We can try a carousel of antidepressants but it won’t work. In the same way that we can uselessly apply multiple psychotherapy approaches to a patient with severe melancholic depression, in need of a pharmacological approach.”
The most studied therapies are cognitive-behavioral, interpersonal and mindfulness, although it seems that effectiveness does not depend so much on the specific technique as on factors common to the different schools. International guidelines systematically recommend combined pharmacological and psychotherapeutic treatment. Because, when did psychiatry leave psychotherapy aside? The great fathers of psychotherapy, such as Sigmund Freud, Carl Jung, Aaron Beck, Otto Kernberg, Alfred Adler, Viktor Frankl, Eric Berne and Joseph Wolpe, were psychiatrists. And now we have the opportunity to work, side by side with clinical psychologists, to jointly implement this essential therapeutic tool.

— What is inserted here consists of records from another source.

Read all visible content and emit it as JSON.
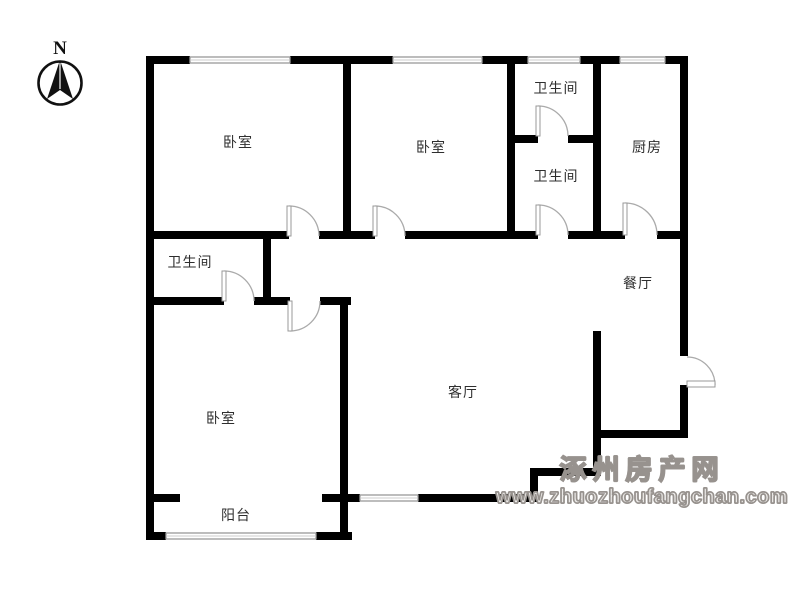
{
  "compass": {
    "label": "N"
  },
  "rooms": [
    {
      "id": "bedroom-1",
      "label": "卧室"
    },
    {
      "id": "bedroom-2",
      "label": "卧室"
    },
    {
      "id": "bathroom-top",
      "label": "卫生间"
    },
    {
      "id": "bathroom-middle",
      "label": "卫生间"
    },
    {
      "id": "kitchen",
      "label": "厨房"
    },
    {
      "id": "bathroom-ensuite",
      "label": "卫生间"
    },
    {
      "id": "dining-room",
      "label": "餐厅"
    },
    {
      "id": "living-room",
      "label": "客厅"
    },
    {
      "id": "bedroom-3",
      "label": "卧室"
    },
    {
      "id": "balcony",
      "label": "阳台"
    }
  ],
  "watermark": {
    "line1": "涿州房产网",
    "line2": "www.zhuozhoufangchan.com"
  },
  "colors": {
    "wall": "#000000",
    "window_stroke": "#999999",
    "door_stroke": "#aaaaaa",
    "label_text": "#2e2e2e",
    "watermark_fill": "#edebe9",
    "watermark_stroke": "#97928e",
    "background": "#ffffff"
  }
}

But the concept of treatment resistance is sometimes too focused on the treatment and little on the patient’s context. There are depressions that are highly conditioned by the devastating experience of childhood trauma, by oppressive family relationships that perpetuate suffering, or by unbearable jobs. We can try a carousel of antidepressants but it won’t work. In the same way that we can uselessly apply multiple psychotherapy approaches to a patient with severe melancholic depression, in need of a pharmacological approach. Broadening the focus is essential.
Finally, there are third or fourth line options that can provide great hope for the patient and their families. Electroconvulsive therapy, despite its terrible reputation, has demonstrated robust effectiveness in resistant depression. It is carried out under anesthesia and in neat and controlled conditions, so we will have to banish the outdated sequences of Some one flies over the cuco’s nidus. Transcranial magnetic stimulation is usually better accepted by patients; It has promising evidence, but it is little available in our country. Recently, drugs such as ketamine or esketamine (marketed in Spain) have appeared, with novel mechanisms of action and rapid and, apparently, sustained efficacy. They are expensive drugs, which should be applied judiciously and responsibly, in patients with a clear indication. In Australia, psilocybin, another psychedelic, has just been marketed, which is generating high expectations.
In this sense, the contribution of new tools from the pharmaceutical industry is great news. Perhaps some naive people still wonder: are pharmaceutical laboratories NGOs? Definitely not. Just like Ikea or Zara, they are companies that want to make money. But if they are well regulated and monitored from an ethical point of view, they are essential agents in our health system. In my opinion, it is just as wrong to uncritically buy all their commercial messages as it is to demonize the entire industry as a whole, in a story that is somewhere between conspiratorial and anti-capitalist. The pragmatic and reasonable thing is to align its legitimate interests with those of society, which urgently needs scientific advances, both in vaccines and drugs.
To the patient, who is the one we care about, we will tell him that we will not sit still, that there are many options and that we will do what is in our power. From many perspectives, with the help of diverse professionals, with a single objective: to glimpse, with the help of the famous quote by Albert Camus, that in the middle of winter there is an invincible summer, and not lose hope.